All yeast breads contain some amount of alcohol. Have you ever smelled a rising loaf of bread or, better yet, smelled the air underneath dough that has been covered while rising? It smells really boozy. And that sweet smell that fresh-baked bread has under the yeast and nutty Maillard reaction notes? Alcohol.

However, during the baking process, most of the alcohol in the dough evaporates into the atmosphere. This is basically the same thing that happens to much of the water in the dough as well. And it’s long been known that bread contains residual alcohol—up to 1.9 percent of it. In the 1920s, the American Chemical Society even had a set of experimenters report on it.

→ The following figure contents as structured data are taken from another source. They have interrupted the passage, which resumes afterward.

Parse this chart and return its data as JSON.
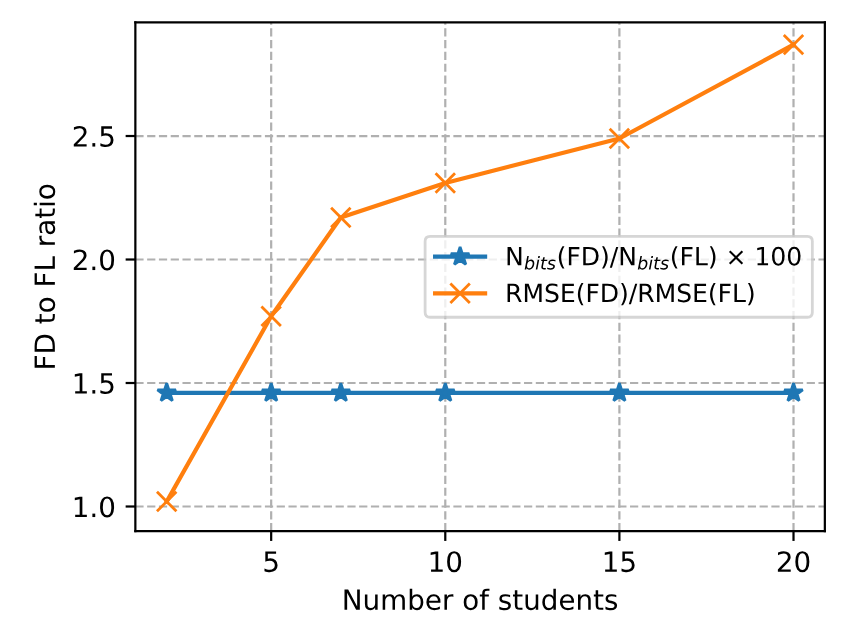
{
  "chart_data": {
    "type": "line",
    "xlabel": "Number of students",
    "ylabel": "FD to FL ratio",
    "x": [
      2,
      5,
      7,
      10,
      15,
      20
    ],
    "series": [
      {
        "name": "N$_{bits}$(FD)/N$_{bits}$(FL) × 100",
        "color": "#1f77b4",
        "marker": "star",
        "values": [
          1.46,
          1.46,
          1.46,
          1.46,
          1.46,
          1.46
        ]
      },
      {
        "name": "RMSE(FD)/RMSE(FL)",
        "color": "#ff7f0e",
        "marker": "cross",
        "values": [
          1.02,
          1.77,
          2.17,
          2.31,
          2.49,
          2.87
        ]
      }
    ],
    "xlim": [
      1.1,
      20.9
    ],
    "xticks": [
      5,
      10,
      15,
      20
    ],
    "ylim": [
      0.9,
      2.96
    ],
    "yticks": [
      {
        "value": 1,
        "label": "1.0"
      },
      1.5,
      {
        "value": 2,
        "label": "2.0"
      },
      2.5
    ],
    "grid": true,
    "legend": "right"
  }
}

Anecdotally, I’ve also accidentally made really boozy bread by letting a white bread dough rise for too long. The end result was that not enough of the alcohol boiled off, and the darned thing tasted like alcohol. You can also taste alcohol in the doughy bits of underbaked white bread, which I categorically do not recommend you try making.

Putting on my industrial biochemistry hat here, many [people] claim that alcohol is only the product of a “starvation process” on yeast once they run out of oxygen. That’s wrong.

The most common brewers and bread yeasts, of the Saccharomyces genus (and some of the Brettanomyces genus, also used to produce beer), will produce alcohol in both a beer wort
and in bread dough immediately, regardless of aeration. This is actually a surprising result, as it runs counter to what is most efficient for the cell (and, incidentally, the simplistic version of yeast biology that is often taught to home brewers). The expectation would be that the cell would perform aerobic respiration (full conversion of sugar and oxygen to carbon dioxide and water) until oxygen runs out, and only then revert to alcoholic fermentation, which runs without oxygen but produces less energy.

Instead, if a Saccharomyces yeast finds itself in a high-sugar environment, regardless of the presence of air it will start producing ethanol, shunting sugar into the anaerobic respiration pathway while still running the aerobic process in parallel. This phenomenon is known as the Crabtree effect, and is speculated to be an adaptation to suppress competing organisms
in the high-sugar environment because ethanol has antiseptic properties that yeasts are tolerant to but competitors are not. It’s a quirk of Saccharomyces biology that you basically only learn about if you spent a long time doing way too much yeast cell culture … like me.